Each working day we download the full data from ClinicalTrials.gov as part of our FDAAA TrialsTracker project. The data is available in XML format that we convert to JSON strings. We store these in CSV format, delimited by the þ
character for ease of use with tools like BigQuery, however they are also able to be parsed as ndjson files. The code for that downloading and processing is located as part of our TrialsTracker "clinicaltrials-act-converter" repo. Additional code for the FDAAA TrialsTracker is located here.
Adapting the code used to identify applicable trials for the TrialsTracker, we are able to take the raw data of the entirety of ClinicalTrials.gov on a given day and convert it to CSVs with the relevant data necessary for the analysis. The raw data file for this analysis is too big to easily manage in the repo. You can access it here or here. The processed data that drives the analysis is available in the repository. We are happy to freely share any additional full archives of ClinicalTrials.gov from our database. Please email us at ebmdatalab@phc.ox.ac.uk and we can discuss the best way to get you the data.
The notebooks
directory contains the Jupyter Notebook with all the code for the project.
All figures from the notebook are available in the Figures
directory in vector (.svg) formats.
The lib
directory contains .py files with functions to import for the processing and analysis of the data.

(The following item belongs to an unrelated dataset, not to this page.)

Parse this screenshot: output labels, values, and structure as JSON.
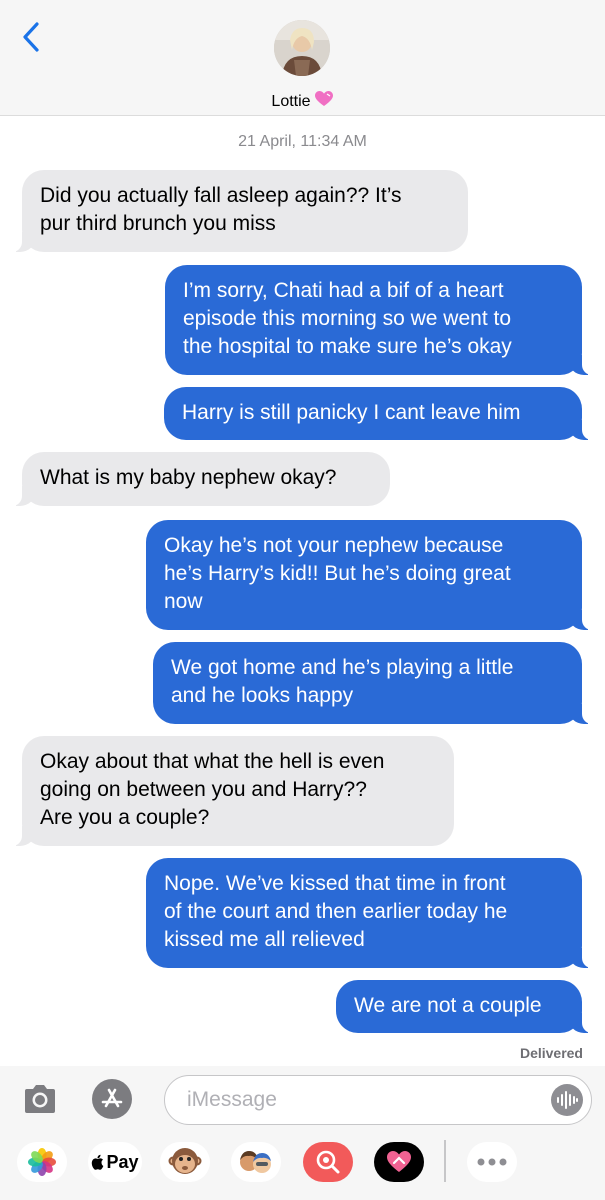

Files necessary for both the raw data processing and the overall analysis:
fdaaa_regulatory_snapshot.csv
is our archive of the old "is_fda_regulated" field from ClinicalTrials.gov used in our pACT identification logic. This data is taken from the 5 January 2017 archive of ClinicalTrials.gov available from the Clinical Trials Transformation Initiative. It helps us to conservatively identify pACTs.
applicable_trials_2021-01-18.csv
is the main processed dataset for the study filtered to only include ACTs/pACTs.

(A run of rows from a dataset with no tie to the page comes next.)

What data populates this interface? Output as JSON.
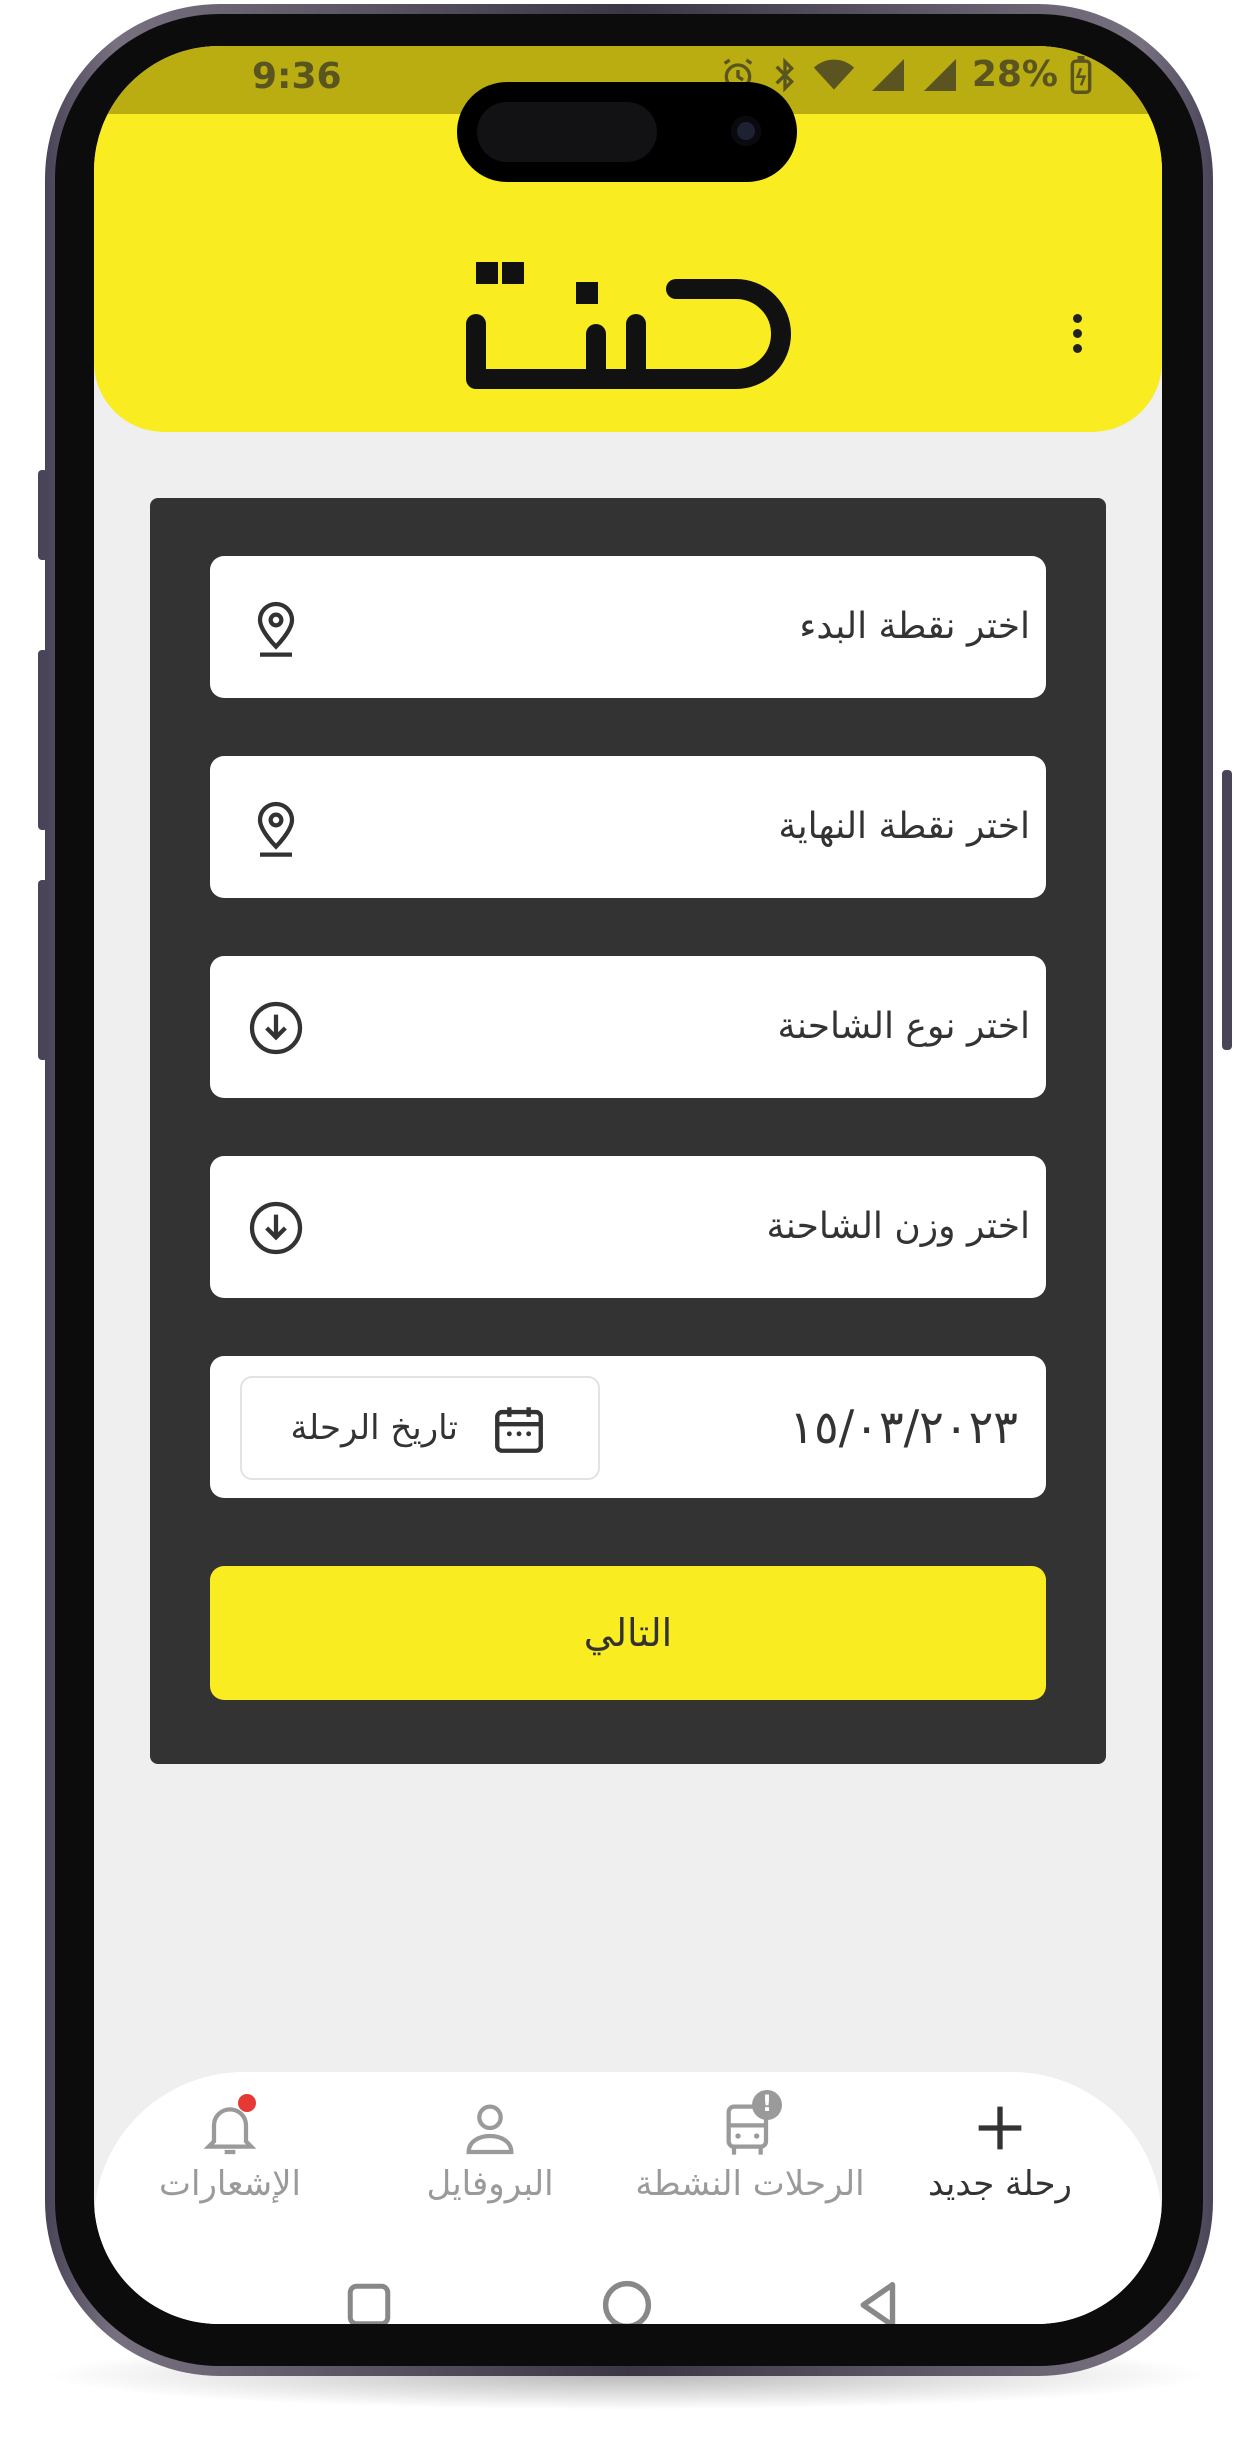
{
  "status_bar": {
    "time": "9:36",
    "battery": "28%"
  },
  "app": {
    "logo_alt": "دلنا"
  },
  "form": {
    "start_point_placeholder": "اختر نقطة البدء",
    "end_point_placeholder": "اختر نقطة النهاية",
    "truck_type_placeholder": "اختر نوع الشاحنة",
    "truck_weight_placeholder": "اختر وزن الشاحنة",
    "trip_date_label": "تاريخ الرحلة",
    "trip_date_value": "١٥/٠٣/٢٠٢٣",
    "next_button": "التالي"
  },
  "bottom_nav": {
    "items": [
      {
        "label": "رحلة جديد",
        "icon": "plus-icon",
        "active": true
      },
      {
        "label": "الرحلات النشطة",
        "icon": "bus-icon",
        "badge": "!"
      },
      {
        "label": "البروفايل",
        "icon": "user-icon"
      },
      {
        "label": "الإشعارات",
        "icon": "bell-icon",
        "dot": true
      }
    ]
  },
  "colors": {
    "brand_yellow": "#f9ec21",
    "card": "#333333",
    "notification_dot": "#e53935"
  }
}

all_trials_2021-01-18.csv.zip
is the processed data for the entire ClinicalTrials.gov dataset which we need for certain part of the analysis.
history_scrape_2021-01-18.csv
is some data scraped from the ClinicalTrials.gov archive site about when documents were first uploaded.

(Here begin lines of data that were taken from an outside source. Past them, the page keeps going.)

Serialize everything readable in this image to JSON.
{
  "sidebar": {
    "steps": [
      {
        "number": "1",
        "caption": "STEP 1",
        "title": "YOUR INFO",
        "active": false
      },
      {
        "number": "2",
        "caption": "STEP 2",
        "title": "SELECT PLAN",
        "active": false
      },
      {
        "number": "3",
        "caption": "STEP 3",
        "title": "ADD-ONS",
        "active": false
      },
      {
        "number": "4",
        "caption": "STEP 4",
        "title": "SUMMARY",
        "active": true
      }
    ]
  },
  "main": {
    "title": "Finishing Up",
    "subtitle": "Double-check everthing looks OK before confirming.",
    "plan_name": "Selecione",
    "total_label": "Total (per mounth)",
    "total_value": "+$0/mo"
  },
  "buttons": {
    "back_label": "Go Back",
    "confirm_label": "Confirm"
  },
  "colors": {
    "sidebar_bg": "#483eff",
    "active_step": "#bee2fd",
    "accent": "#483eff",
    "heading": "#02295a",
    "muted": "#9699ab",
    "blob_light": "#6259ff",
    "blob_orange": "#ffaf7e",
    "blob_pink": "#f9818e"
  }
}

Additional files and directories in the repository are for use with Docker as described below.
The analysis Notebooks live in the notebooks/
folder (with an ipynb
extension). You can most easily view them on nbviewer, though looking at them in Github should also work.
The repository has also been set up to run in Docker to ensure a compatible environment. While the notebook should be able to run in the current directory without Docker (assuming the environment specified in requirements.txt
) you can follow the directions in the Developers.md
file to clone this repository and run any code of interest within a Docker container on your machine.
You can cite the accompanying paper in JAMA Internal Medicine
DeVito NJ, Goldacre B. Evaluation of Compliance With Legal Requirements Under the FDA Amendments Act of 2007 for Timely Registration of Clinical Trials, Data Verification, Delayed Reporting, and Trial Document Submission. JAMA Intern Med 2021; published online May 24. DOI:10.1001/jamainternmed.2021.2036.